How to show your parents you're ready for a phone
Responsible is a thing you do, not a thing you say. How to show your parents you're ready, how to earn or save for a phone, and how to ask for an upgrade.
If you want your parents to say yes, the trick isn’t a better argument. It’s showing them, before you ask, that you can already do the things a phone needs you to do.
Show it before you ask
Responsible is a thing you do, not a thing you say. Charge your own tablet or devices without being nagged. Get yourself up with an alarm. Hand your stuff in at bedtime before anyone asks. Go somewhere and check in by the time you agreed. A week or two of that does more than any speech.

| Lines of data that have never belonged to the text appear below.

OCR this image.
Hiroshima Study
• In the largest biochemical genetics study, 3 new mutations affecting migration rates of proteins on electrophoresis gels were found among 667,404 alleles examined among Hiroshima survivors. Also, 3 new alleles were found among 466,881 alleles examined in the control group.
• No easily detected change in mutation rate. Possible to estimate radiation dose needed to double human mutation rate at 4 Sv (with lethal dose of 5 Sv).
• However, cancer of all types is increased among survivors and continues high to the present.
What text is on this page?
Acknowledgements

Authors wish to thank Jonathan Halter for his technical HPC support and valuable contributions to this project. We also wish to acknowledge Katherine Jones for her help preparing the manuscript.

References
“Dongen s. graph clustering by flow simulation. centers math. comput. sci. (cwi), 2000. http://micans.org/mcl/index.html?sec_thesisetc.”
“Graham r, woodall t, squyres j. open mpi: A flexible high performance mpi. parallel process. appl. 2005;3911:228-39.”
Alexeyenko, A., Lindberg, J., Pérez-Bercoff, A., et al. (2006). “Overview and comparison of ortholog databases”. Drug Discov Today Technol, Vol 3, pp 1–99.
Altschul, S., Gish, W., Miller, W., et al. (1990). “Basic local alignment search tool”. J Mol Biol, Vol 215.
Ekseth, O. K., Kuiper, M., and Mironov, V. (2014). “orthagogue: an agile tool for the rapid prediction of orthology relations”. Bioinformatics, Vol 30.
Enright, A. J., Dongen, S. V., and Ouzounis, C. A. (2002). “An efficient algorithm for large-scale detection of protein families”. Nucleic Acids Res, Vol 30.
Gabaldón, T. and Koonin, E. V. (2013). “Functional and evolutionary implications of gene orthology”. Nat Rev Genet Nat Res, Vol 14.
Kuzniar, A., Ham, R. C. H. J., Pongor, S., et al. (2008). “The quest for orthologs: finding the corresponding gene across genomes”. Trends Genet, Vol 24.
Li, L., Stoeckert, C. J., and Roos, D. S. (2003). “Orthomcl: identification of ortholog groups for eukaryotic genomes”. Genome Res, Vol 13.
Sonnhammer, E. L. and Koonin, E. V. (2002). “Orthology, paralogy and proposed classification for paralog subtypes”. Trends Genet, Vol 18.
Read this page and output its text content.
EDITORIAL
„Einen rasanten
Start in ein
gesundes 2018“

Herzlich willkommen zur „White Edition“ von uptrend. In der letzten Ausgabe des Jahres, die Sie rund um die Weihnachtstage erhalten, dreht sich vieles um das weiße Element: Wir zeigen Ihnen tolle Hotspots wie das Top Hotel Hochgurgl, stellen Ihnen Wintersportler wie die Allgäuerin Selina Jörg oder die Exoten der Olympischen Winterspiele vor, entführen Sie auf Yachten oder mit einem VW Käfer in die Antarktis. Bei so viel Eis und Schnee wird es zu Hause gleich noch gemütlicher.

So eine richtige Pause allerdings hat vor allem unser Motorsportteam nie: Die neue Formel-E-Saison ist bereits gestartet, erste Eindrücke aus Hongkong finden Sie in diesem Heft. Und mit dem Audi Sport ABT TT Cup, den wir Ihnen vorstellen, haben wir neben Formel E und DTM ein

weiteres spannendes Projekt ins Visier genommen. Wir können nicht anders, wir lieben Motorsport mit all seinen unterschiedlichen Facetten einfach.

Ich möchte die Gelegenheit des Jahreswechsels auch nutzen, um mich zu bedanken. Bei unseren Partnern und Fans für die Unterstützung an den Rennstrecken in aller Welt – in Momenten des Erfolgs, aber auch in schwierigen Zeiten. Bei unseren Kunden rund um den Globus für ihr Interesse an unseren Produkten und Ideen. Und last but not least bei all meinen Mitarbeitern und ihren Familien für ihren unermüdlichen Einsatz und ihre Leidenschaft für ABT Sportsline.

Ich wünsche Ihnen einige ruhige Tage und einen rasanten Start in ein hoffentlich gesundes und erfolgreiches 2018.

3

Suggest the rules yourself
Parents say yes faster when the rules come from you. Offer them first: the phone charges overnight outside your bedroom, and it’s away at meals. There’s a ready-made agreement you can sign together, the thing to print and both put your name to, at /switching-kit/phone-contract.
If you want to earn it or save up
Offer to do regular jobs at home and put birthday money aside. Aim at a phone you can actually afford. The real targets are the Nokia 105 4G at around £24, the Nokia 235 4G at around £40, and the Nokia 3210 at around £79. The full ladder is at /pricing.
How to ask for an upgrade
Point at what you’ve stuck to. Say what you actually need it for, not just that you want it. Ask for a small step up, not a leap. That’s the ask parents say yes to.
Common questions
How can I prove I’m responsible enough for a phone? Do the responsible things before you ask: charge your own devices, get yourself up, hand your phone in at night without being told, and check in when you say you will.
How do I earn a phone? Offer to do regular jobs at home and save birthday money towards a phone you can afford, like the Nokia 105 4G at around £24 or the Nokia 3210 at around £79.
How much do simple phones cost? From around £24 for a Nokia 105 4G up to around £79 for a Nokia 3210, with the full range at /pricing.